BANKING SECTOR IN INDIA- AN OVERVIEW

 

BANKING SECTOR IN INDIA- AN OVERVIEW

Introduction

            The Indian financial system in the pre-reform period (i.e., prior to the Gulf crisis of 1991), essentially catered to the needs of planned development in a mixed-economy framework where the public sector had a dominant role in economic activity. The strategy of planned economic development required huge development expenditure, which was met through the Government’s dominance of ownership of banks, automatic monetization of fiscal deficit, and, subjecting the banking sector to large pre-emptions – both in terms of the statutory holding of Government securities (statutory liquidity ratio, or SLR) and cash reserve ratio (CRR). Besides, there was a complex structure of administered interest rates guided by social concerns, resulting in cross-subsidization. These not only distorted the interest rate mechanism but also adversely affected the viability and profitability of banks by the end of the 1980s. There is perhaps an element of commonality of such a ‘repressed’ regime in the financial sector of many emerging market economies. It follows that the process of reform of the financial sector in most emerging economies also has significant commonalities while being specific to the circumstances of each country.

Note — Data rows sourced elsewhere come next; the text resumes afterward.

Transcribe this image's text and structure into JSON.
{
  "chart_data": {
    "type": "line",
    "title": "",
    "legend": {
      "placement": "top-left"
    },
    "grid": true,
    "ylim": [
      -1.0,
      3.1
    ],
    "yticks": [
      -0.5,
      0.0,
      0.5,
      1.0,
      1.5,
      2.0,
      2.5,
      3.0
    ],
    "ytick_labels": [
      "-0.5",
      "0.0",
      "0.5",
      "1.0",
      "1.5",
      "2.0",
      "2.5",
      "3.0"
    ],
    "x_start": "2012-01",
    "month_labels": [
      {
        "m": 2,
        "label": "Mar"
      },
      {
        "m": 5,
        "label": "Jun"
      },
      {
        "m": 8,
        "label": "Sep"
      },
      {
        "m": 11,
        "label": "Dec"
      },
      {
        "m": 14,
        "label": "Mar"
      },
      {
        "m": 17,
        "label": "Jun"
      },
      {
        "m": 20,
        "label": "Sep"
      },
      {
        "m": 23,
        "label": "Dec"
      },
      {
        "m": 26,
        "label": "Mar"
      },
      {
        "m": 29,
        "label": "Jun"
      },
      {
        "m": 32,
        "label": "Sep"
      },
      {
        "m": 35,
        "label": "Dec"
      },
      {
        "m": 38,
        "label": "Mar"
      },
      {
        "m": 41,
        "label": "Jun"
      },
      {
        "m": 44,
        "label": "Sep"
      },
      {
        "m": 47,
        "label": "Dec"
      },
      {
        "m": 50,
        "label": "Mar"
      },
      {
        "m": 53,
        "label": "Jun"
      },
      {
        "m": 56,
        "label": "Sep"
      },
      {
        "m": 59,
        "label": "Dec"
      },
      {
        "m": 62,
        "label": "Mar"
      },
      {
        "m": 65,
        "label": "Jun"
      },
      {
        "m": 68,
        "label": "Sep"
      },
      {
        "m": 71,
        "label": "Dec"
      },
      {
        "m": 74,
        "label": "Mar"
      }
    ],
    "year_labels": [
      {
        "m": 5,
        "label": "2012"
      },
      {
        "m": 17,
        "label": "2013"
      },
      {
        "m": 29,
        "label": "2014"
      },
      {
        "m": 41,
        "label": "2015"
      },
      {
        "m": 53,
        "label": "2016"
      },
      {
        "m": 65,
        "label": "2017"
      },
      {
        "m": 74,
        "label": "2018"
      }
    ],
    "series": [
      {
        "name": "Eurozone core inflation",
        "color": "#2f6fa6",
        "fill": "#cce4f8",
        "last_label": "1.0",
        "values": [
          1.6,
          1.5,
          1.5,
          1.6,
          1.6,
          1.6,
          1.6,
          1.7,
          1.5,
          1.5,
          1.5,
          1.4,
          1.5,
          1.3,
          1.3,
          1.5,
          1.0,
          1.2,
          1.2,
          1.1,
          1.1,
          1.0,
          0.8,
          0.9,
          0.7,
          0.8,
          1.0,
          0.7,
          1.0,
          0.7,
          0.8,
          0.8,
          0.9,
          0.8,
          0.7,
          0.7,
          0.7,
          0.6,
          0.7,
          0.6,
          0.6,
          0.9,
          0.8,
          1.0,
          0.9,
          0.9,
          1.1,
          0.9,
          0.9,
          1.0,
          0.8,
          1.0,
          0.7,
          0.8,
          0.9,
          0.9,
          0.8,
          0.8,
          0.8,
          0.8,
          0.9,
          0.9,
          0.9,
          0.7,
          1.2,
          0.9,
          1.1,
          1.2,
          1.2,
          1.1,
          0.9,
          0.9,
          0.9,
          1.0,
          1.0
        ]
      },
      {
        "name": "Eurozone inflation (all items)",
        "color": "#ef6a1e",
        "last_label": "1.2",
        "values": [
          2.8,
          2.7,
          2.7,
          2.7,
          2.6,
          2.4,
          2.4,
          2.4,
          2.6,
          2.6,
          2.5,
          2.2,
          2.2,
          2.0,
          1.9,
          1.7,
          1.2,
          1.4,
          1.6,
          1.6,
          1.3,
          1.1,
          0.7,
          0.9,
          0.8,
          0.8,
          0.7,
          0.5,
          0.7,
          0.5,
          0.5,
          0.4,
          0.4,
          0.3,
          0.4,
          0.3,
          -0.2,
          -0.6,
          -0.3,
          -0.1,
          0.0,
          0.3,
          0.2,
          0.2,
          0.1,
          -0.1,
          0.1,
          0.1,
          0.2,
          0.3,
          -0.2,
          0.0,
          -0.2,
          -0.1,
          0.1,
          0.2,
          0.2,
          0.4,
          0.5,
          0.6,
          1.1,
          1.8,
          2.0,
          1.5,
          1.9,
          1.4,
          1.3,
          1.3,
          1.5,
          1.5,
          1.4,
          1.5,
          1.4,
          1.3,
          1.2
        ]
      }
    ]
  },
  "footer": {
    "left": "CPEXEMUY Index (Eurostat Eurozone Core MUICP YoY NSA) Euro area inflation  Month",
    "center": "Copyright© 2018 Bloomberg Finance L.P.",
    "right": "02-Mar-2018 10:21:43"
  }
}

A narration of the broad contours of reform in India would be helpful in appreciating both the commonalities and the differences in our paths of reform.

 

            These reform measures have had a major impact on the overall efficiency and stability of the banking system in India. The present capital adequacy of Indian banks is comparable to those at the international level. There has been a marked improvement in the asset quality with the percentage of gross nonperforming assets (NPAs) to gross advances for the banking system reduced from percenter cent in 1998 to 7.2 percent in 2004. The reform measures have also resulted in an improvement in the profitability of banks. The Return on Assets (ROA) of the banks rose from 0.4 percent in the year 1991-92 to 1 percent in 2003-04. Considering that, globally, the ROA has been in the range of 0.9 to 1.5 percent for 2004, Indian banks are well placed. The banking sector reforms also emphasized the need to review the manpower resources and rationalize the requirements by drawing a realistic plan so as to reduce the operating cost and improve profitability. During the last five years, the business per employee for public sector banks more than doubled to around Rs.25 million in 2004.